In a four-page email, Deputy Vice Chancellor (Research, Innovation and International) Professor Derrick Armstrong reminded Professor Ahluwalia that the institution’s financial crisis has little to do with COVID-19 but rather his leadership
01 Oct 2020 10:40
Armstrong Hits Back At Pal
University of South Pacific Deputy Vice Chancellor (Research, Innovation and International) Professor Derrick Armstrong (left) and University of the South Pacific Vice Chancellor and president Professor Pal Ahluwalia (right).

The University of the South Pacific’s number two has hit back at Vice Chancellor Professor Pal Ahluwalia in a scathing email following staff consultations on Monday on USP’s proposed restructure.

In a four-page email, Deputy Vice Chancellor (Research, Innovation and International) Professor Derrick Armstrong reminded Professor Ahluwalia that the institution’s financial crisis has little to do with COVID-19 but rather his leadership.

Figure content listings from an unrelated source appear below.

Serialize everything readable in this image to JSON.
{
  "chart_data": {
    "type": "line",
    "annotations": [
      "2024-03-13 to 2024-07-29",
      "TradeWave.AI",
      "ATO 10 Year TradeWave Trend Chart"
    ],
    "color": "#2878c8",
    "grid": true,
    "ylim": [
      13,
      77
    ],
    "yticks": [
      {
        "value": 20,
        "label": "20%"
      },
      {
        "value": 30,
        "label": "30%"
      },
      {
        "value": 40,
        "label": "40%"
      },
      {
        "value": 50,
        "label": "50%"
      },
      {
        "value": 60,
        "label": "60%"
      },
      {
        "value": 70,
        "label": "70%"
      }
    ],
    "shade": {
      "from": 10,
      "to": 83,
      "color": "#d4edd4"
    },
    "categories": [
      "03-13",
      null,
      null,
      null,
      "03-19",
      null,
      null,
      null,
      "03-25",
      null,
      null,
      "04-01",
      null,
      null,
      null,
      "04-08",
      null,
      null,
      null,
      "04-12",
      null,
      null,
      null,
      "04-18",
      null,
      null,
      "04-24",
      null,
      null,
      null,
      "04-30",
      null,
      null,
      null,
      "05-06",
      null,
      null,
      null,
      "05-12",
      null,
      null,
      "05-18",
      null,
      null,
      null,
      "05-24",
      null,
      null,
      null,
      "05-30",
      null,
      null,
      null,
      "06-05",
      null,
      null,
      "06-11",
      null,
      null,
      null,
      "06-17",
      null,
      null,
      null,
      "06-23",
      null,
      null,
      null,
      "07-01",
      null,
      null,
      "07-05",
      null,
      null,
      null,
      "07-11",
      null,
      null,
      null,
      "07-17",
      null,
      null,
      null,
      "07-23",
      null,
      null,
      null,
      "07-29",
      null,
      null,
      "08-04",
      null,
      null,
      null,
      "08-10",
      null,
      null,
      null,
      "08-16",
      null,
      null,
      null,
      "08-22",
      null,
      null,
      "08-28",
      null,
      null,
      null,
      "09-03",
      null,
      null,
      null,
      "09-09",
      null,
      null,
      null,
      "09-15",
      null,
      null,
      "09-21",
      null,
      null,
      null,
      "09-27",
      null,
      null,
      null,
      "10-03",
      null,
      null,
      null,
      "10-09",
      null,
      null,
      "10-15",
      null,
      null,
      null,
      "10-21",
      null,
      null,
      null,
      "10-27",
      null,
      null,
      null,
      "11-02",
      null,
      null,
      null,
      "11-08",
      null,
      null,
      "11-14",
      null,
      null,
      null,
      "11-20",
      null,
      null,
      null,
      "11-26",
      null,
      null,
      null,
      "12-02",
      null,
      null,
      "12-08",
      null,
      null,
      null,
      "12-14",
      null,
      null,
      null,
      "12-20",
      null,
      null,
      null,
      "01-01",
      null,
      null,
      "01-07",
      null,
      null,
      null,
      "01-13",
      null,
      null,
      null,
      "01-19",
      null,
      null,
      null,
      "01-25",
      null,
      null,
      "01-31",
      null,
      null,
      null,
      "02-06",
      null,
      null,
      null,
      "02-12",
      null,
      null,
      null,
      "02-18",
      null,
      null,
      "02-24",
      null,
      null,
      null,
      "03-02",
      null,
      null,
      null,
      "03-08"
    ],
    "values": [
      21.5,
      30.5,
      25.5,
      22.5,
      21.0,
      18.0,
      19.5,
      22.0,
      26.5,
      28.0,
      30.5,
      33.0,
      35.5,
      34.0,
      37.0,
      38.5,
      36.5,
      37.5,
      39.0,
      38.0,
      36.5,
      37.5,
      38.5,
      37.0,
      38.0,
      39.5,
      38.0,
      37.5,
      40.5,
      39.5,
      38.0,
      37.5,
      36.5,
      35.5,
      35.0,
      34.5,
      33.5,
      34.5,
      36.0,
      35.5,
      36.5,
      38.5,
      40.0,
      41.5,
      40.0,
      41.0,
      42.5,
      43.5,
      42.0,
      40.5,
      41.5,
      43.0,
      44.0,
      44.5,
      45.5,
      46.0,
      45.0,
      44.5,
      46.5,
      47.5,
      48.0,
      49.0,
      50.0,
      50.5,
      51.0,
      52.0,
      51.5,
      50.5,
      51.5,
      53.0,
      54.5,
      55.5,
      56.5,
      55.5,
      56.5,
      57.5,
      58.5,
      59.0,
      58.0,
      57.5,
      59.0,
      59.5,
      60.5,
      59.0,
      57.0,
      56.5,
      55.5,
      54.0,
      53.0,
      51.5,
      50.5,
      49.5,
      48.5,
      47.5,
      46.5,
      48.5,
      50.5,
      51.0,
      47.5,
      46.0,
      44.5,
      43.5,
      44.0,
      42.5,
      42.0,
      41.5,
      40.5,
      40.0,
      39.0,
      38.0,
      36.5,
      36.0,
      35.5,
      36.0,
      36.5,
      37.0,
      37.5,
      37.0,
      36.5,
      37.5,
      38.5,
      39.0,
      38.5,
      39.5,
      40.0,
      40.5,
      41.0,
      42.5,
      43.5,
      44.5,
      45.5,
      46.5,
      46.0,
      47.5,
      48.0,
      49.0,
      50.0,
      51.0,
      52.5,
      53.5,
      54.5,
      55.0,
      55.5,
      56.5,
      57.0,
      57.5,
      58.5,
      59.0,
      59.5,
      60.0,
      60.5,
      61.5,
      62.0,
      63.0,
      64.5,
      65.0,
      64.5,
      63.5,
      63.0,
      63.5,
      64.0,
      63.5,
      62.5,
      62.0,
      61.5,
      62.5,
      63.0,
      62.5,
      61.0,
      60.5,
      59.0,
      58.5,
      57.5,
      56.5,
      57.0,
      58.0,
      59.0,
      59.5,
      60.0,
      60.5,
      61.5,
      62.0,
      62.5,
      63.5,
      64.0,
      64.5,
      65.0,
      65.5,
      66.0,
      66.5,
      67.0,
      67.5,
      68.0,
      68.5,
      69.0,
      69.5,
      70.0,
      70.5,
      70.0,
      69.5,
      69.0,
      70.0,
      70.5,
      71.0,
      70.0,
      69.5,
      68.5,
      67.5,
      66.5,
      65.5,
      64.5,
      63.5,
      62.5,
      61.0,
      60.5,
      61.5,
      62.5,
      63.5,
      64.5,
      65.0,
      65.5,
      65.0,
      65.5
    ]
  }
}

Professor Ahluwalia had announced that all except one staff from the senior management team had voluntarily agreed to take a five per cent pay cut and reduction in benefits. That lone staff member happens to be Professor Armstrong.

In the email

Professor Armstrong wrote: “Let me make my position very clear. If the crisis that the university now faces had been brought on by COVID-19 or any other crisis that was beyond our power to control I would have willingly taken a five per cent or much larger cut in salary.

“I have consistently argued that senior staff should bear the brunt of any financial damage that might arise from the COVID-19 crisis. However, it is very clear that the crisis in the university’s finances is not COVID-19 related.”

The impacts of COVID-19, he said had been marginal compared to the significant deferral of funding that followed from Professor Ahluwalia’s attacks on the integrity of USP’s governance and a direct result of the allegations against Professor Ahluwalia which have not been satisfactorily investigated or resolved.

He added that the crisis will not be resolved and no staff member will be relieved of the stressful burden of looming pay cuts, and possible job losses until there is a full and “independent” investigation of the numerous charges levied against Professor Ahluwalia.

Letter by Professor Derrick Armstrong.

Letter by Professor Derrick Armstrong.

Responding to claims

Responding to claims that the research area of the university is not performing under his leadership, Professor Armstrong found it problematic that Professor Ahluwalia made such unfounded comments in his absence during the staff consultation and he was not given an opportunity to challenge it.

He also found it problematic that Professor Ahluwalia had made one statement to the University Grants Committee and provided a contrary and inaccurate statement to staff.

“As the leader of this institution, I would expect greater honesty from you in the reporting of these facts. Your decision to demean me and falsely represent the quality of my performance in my central portfolios reflects poorly on your leadership because, in spite of the challenges, USP continues to perform admirably in the research and international areas,” he said.

“Those are the praises that you should be singing rather than administering personal attacks, which are then echoed in far more derogatory ways by your supporters in the abusive, slanderous and threatening social media posts that I have come to expect.”

New research initiatives:

1. More than FJD$4 million funding for the One Ocean Hub project funded by UK’s Global Challenges Research Fund involving researchers from all three faculties and PaCE-SD.

2. A second prestigious UK Global Challenges Research Fund project valued at FJD $850,000 in collaboration with the University of Cambridge.

3. FJD $771,000 funding from the EU Horizon 2020 research funding programme to PaCE-SD and the School of Agriculture, with additional funding for the Pacific Islands Research Universities Network managed through USP’s Research Office.

4. 24 PhD scholarships and research administration funding totaling FJD $7m from the Norwegian Government in partnership with the University of Bergen.

5. Contract worth more than FJD $2m signed between USP and the Australian Centre for International Agricultural Research for Masters and PhD scholarships, research support and partnership building opportunities.

6. The Cerulean project funded by Swire Shipping which will provide nearly FJD $8m public-private funding together with approximately another FJD $4m operational funding which will directly create employment in Fiji.

7. A FJD $321,442 partnership with UNDP to establish a regional innovation hub with centers in regional campuses.